Avery Gordon: The Hawthorn Archive and the Utopian Margins
Talk
12th September 2024
17:00-19:00
Museum of Impossible Forms (Aallonhalkoja 9 L1, 00540 Helsinki)
The Museum of Impossible Forms is honored to host a talk by Avery F. Gordon. Renowned for her work on radical thought and practice, Gordon writes on topics such as captivity, enslavement, war, and other forms of dispossession, focusing on ways to dismantle these systems. In addition to her frequent collaborations with artists, she is the former keeper of the Hawthorn Archive.

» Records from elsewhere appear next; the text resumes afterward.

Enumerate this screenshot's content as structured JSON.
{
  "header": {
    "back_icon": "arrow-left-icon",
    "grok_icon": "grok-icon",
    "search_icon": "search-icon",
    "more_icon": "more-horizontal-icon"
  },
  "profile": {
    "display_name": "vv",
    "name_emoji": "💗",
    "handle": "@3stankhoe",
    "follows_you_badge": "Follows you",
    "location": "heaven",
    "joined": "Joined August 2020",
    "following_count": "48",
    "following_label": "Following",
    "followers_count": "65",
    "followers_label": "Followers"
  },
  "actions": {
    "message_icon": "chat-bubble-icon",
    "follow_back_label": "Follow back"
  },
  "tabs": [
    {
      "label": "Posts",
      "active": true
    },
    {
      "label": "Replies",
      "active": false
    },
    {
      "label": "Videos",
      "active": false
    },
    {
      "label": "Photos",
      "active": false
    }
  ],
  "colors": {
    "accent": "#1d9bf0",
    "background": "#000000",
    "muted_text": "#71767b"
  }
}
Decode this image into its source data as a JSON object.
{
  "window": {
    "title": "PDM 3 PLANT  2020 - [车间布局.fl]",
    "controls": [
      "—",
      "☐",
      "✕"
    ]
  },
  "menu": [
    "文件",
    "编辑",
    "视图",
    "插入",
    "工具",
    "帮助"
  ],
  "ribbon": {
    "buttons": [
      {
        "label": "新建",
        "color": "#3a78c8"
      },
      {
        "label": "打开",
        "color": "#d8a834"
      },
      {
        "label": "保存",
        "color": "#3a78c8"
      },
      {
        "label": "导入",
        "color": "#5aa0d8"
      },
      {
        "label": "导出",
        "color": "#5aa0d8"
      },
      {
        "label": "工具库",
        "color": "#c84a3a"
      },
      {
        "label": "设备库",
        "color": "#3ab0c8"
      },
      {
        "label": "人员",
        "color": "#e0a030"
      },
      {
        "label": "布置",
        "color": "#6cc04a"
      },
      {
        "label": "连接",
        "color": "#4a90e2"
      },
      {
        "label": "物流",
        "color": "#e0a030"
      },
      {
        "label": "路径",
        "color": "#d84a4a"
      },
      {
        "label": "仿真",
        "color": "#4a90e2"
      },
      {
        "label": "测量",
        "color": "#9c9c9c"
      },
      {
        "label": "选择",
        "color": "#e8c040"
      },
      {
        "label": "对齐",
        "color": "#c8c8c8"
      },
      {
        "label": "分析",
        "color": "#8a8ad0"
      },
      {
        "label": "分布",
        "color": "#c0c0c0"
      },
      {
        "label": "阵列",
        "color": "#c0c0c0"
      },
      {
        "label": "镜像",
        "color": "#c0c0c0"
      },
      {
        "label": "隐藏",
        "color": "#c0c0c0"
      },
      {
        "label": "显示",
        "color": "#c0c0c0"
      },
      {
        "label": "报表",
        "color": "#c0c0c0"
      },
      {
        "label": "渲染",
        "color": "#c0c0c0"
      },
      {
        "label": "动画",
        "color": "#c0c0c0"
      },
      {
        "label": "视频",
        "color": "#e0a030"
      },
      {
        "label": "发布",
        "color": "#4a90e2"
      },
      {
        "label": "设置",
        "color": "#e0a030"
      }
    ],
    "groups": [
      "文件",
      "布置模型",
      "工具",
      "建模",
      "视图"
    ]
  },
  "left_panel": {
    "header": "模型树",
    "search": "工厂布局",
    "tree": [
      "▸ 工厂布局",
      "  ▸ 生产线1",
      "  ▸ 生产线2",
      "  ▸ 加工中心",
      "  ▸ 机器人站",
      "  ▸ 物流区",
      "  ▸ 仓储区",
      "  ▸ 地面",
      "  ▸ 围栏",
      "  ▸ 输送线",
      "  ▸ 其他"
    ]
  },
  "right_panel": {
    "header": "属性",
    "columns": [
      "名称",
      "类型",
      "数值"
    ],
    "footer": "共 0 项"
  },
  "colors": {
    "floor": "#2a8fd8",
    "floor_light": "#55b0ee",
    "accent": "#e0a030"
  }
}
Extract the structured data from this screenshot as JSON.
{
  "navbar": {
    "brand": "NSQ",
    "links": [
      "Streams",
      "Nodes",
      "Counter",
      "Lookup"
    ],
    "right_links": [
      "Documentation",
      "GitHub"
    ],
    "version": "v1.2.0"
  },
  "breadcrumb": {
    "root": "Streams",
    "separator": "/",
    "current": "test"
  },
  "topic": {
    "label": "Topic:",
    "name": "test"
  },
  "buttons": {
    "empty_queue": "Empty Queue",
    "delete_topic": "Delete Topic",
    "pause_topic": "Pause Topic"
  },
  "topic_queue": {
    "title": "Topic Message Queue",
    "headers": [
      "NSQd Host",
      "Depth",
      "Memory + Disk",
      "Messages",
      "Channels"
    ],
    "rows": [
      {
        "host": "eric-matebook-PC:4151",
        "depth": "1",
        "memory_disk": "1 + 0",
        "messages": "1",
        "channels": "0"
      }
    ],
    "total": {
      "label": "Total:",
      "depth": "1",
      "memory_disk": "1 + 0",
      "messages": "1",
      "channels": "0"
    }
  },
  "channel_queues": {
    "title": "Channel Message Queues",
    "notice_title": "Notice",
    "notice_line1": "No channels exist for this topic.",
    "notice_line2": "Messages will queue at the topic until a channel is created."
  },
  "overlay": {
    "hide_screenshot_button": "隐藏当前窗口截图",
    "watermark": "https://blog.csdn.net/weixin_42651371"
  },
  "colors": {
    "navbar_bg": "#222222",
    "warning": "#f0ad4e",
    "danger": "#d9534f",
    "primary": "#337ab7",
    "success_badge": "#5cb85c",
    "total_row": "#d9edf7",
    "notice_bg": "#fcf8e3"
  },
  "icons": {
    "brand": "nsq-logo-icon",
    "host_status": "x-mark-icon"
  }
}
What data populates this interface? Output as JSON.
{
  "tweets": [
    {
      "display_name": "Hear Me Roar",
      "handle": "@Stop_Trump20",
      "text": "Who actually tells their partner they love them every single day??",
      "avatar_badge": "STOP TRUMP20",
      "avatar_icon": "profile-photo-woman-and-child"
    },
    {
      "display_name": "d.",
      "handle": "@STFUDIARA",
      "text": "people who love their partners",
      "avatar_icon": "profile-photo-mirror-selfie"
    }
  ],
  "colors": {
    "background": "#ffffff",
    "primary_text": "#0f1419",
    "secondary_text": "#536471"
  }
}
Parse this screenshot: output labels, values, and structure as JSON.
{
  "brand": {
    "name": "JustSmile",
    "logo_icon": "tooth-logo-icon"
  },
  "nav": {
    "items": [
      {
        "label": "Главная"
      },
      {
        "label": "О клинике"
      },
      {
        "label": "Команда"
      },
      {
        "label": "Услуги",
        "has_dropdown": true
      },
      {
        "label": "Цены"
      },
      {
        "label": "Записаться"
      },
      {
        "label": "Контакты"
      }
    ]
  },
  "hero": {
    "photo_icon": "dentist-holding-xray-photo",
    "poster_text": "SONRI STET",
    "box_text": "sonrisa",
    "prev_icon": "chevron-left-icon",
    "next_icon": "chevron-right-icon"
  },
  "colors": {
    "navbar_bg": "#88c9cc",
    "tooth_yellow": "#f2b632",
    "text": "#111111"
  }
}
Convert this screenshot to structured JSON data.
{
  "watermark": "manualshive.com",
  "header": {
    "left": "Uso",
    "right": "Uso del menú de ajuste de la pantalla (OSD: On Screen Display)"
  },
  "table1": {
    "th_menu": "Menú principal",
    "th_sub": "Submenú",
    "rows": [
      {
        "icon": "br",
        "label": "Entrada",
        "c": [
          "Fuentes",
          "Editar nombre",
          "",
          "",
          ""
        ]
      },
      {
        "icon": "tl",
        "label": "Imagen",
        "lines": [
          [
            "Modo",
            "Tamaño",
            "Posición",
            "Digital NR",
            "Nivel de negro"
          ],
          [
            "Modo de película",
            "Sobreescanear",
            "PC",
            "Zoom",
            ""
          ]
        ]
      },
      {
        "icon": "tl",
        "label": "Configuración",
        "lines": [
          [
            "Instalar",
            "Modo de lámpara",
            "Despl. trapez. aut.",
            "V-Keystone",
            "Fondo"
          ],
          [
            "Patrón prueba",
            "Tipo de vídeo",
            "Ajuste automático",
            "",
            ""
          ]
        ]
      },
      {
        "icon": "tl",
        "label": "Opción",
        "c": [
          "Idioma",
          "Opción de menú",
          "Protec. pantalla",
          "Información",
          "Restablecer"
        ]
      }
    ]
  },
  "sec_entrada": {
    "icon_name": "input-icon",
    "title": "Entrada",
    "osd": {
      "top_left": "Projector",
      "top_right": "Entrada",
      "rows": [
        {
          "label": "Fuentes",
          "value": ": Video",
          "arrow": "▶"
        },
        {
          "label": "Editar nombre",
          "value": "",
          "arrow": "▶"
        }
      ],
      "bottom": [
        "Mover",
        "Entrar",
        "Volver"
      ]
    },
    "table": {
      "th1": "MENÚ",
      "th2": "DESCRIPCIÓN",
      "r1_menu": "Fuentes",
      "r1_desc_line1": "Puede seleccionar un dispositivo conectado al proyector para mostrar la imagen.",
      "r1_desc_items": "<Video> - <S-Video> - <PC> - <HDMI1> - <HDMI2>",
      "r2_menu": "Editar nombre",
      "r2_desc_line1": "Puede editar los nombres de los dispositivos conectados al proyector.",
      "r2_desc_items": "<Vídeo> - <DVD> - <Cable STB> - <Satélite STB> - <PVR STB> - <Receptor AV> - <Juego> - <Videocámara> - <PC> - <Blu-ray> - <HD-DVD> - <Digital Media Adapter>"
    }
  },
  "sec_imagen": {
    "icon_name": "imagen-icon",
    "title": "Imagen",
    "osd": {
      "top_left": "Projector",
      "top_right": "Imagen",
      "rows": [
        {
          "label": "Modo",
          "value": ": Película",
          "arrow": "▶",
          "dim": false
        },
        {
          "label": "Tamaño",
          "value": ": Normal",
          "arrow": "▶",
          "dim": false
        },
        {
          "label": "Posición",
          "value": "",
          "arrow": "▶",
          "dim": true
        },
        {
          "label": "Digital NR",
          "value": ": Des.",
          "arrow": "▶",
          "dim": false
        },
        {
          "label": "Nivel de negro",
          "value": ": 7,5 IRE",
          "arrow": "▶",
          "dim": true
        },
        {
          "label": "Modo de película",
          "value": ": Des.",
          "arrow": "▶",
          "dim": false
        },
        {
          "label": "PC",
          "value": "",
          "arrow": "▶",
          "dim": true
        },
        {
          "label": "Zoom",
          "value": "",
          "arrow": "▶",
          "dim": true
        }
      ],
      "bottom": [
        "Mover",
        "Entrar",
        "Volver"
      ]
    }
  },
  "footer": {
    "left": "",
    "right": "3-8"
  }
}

The Hawthorn Archive gathers the histories and practices of those who have long challenged the modern racial capitalist system from the utopian margins. As the philosopher Ernst Bloch declared, “All given existence and being itself has utopian margins which surround actuality with real and objective possibility.” In her talk, Avery Gordon will discuss the Hawthorn Archive, explore some of what haunts the utopian archive as we know it, and consider the utopian margins where running away, marronage, vagrancy, rebellion, soldier desertion, and other often illegible forms of escape, resistance, and alternative ways of life predominate.
Bio:
Avery F. Gordon was a Professor of Sociology at the University of California, Santa Barbara, for thirty years and is currently a Visiting Professor at Birkbeck School of Law University of London since 2015. In 2012, she was the Anna Maria Kellen Fellow at the American Academy in Berlin and in 2020 she was awarded the Bode Pearson Prize for Lifetime Achievement from the American Studies Association. She is the author of The Hawthorn Archive: Letters from the Utopian Margins (2018); The Workhouse: The Breitenau Room (with Ines Schaber, 2015); Ghostly Matters: Haunting and the Sociological Imagination (1997/2008) and Keeping Good Time: Reflections on Knowledge, Power and People (2004) among other works. She served on the Editorial Board of the journal Race & Class.